Running to Lose Weight FunOnce you are disciplined and committed, your program of weight control will succeed as your health benefits too. Have simple tools necessary for running to lose weight at the ready. A pair of suitable sneakers, watch or stop watch, music such as MP3, reflectors for your outfit at night, sports bras, and so on, will suffice. Water is the best beverage to hydrate yourself with regularly, especially as it has no calories or fat to burn. This is unlike things like sodas and energy drinks which should be avoided at all costs. So a combination of suitable diet and exercises, like running to lose weight, is the most effective way to reduce fat.

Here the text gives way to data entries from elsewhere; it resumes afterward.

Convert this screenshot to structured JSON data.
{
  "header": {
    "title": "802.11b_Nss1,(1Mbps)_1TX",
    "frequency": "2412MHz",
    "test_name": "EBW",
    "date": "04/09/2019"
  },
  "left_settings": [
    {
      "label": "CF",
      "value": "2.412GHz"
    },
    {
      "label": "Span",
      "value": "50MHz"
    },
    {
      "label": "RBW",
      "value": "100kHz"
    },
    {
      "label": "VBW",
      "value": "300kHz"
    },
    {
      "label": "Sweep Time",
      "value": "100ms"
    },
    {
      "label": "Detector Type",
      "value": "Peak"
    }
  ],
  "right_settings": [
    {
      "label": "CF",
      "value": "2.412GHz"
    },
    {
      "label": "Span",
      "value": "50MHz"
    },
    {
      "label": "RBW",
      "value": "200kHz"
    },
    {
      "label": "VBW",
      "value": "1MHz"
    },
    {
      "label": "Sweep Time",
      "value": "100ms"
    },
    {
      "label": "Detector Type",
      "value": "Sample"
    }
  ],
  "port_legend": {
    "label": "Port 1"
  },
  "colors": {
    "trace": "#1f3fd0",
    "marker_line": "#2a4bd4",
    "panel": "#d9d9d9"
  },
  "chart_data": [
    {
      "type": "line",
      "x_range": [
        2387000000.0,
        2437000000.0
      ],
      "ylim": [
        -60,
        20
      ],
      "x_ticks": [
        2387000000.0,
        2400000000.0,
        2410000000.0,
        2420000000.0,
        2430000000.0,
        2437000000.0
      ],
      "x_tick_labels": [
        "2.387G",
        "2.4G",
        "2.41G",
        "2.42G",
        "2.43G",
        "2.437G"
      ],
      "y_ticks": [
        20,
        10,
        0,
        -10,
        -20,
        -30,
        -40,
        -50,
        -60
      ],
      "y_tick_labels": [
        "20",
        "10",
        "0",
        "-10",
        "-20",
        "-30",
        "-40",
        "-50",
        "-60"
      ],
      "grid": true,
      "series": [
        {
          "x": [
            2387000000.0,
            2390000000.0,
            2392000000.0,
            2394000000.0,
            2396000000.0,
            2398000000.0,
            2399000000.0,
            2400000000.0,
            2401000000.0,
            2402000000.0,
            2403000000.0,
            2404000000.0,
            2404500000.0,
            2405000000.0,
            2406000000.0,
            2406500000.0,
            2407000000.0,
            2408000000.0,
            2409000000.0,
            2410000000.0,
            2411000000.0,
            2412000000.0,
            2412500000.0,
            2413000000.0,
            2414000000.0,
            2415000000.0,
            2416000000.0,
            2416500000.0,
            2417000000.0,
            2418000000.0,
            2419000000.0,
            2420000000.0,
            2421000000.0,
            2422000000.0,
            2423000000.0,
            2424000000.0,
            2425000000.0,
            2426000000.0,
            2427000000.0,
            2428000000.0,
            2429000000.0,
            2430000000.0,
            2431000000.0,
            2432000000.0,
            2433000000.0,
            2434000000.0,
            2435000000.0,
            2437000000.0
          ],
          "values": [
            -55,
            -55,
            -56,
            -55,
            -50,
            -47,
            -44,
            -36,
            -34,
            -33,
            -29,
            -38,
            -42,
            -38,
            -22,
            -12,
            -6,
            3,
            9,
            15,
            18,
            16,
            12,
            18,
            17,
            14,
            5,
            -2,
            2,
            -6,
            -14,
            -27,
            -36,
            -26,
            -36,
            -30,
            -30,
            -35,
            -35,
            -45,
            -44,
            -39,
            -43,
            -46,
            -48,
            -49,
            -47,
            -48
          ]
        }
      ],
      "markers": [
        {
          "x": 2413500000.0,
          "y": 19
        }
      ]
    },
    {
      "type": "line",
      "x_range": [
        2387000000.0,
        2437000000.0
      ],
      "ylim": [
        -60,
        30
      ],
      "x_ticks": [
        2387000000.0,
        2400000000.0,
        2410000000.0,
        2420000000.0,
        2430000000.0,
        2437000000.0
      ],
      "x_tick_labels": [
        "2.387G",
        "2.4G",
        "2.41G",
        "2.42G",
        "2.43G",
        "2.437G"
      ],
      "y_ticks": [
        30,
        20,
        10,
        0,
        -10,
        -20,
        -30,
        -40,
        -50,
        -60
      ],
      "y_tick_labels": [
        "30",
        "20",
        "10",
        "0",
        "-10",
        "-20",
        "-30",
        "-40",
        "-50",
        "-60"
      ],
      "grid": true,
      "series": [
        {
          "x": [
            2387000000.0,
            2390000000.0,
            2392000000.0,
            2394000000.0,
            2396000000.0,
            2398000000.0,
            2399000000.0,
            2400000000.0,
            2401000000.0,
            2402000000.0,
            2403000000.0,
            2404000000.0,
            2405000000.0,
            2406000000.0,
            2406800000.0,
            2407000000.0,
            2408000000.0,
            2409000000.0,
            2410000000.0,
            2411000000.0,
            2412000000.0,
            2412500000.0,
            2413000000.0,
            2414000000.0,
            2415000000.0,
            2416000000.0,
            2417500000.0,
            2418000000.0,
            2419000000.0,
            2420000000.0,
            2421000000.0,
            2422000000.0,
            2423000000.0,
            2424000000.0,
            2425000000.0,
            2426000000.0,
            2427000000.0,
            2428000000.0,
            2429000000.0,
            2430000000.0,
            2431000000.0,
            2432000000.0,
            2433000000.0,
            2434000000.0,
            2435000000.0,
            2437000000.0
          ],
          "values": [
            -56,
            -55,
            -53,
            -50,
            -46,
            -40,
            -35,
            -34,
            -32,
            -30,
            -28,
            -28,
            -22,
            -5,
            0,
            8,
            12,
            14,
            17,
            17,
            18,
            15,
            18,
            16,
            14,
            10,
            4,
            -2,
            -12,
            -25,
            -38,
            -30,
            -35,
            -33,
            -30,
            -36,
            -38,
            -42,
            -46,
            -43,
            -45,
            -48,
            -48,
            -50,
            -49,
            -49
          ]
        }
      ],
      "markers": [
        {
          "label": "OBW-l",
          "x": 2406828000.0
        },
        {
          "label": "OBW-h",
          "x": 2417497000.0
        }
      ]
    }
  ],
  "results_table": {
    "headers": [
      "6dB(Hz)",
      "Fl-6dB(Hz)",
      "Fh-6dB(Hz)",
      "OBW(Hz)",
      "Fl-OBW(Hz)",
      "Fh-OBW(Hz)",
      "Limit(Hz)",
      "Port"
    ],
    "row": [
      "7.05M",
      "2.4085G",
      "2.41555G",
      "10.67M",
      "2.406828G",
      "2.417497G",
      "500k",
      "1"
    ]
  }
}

Small, nutritious meals are highly recommended every 2-3 hours. Running to lose weight is a cardiovascular exercise that should be performed with vigour so as to trigger weight loss and increase lean tissue. This allows you to burn up approximately 100 calories per mile run. Obviously the more miles you run, the more calories you burn up! So go run some more miles, but be smart by reducing your calorific intake in the first place. It’s therefore best to follow a diet and nutrition program put together by your professional nutritionist and yourself when running to lose weight.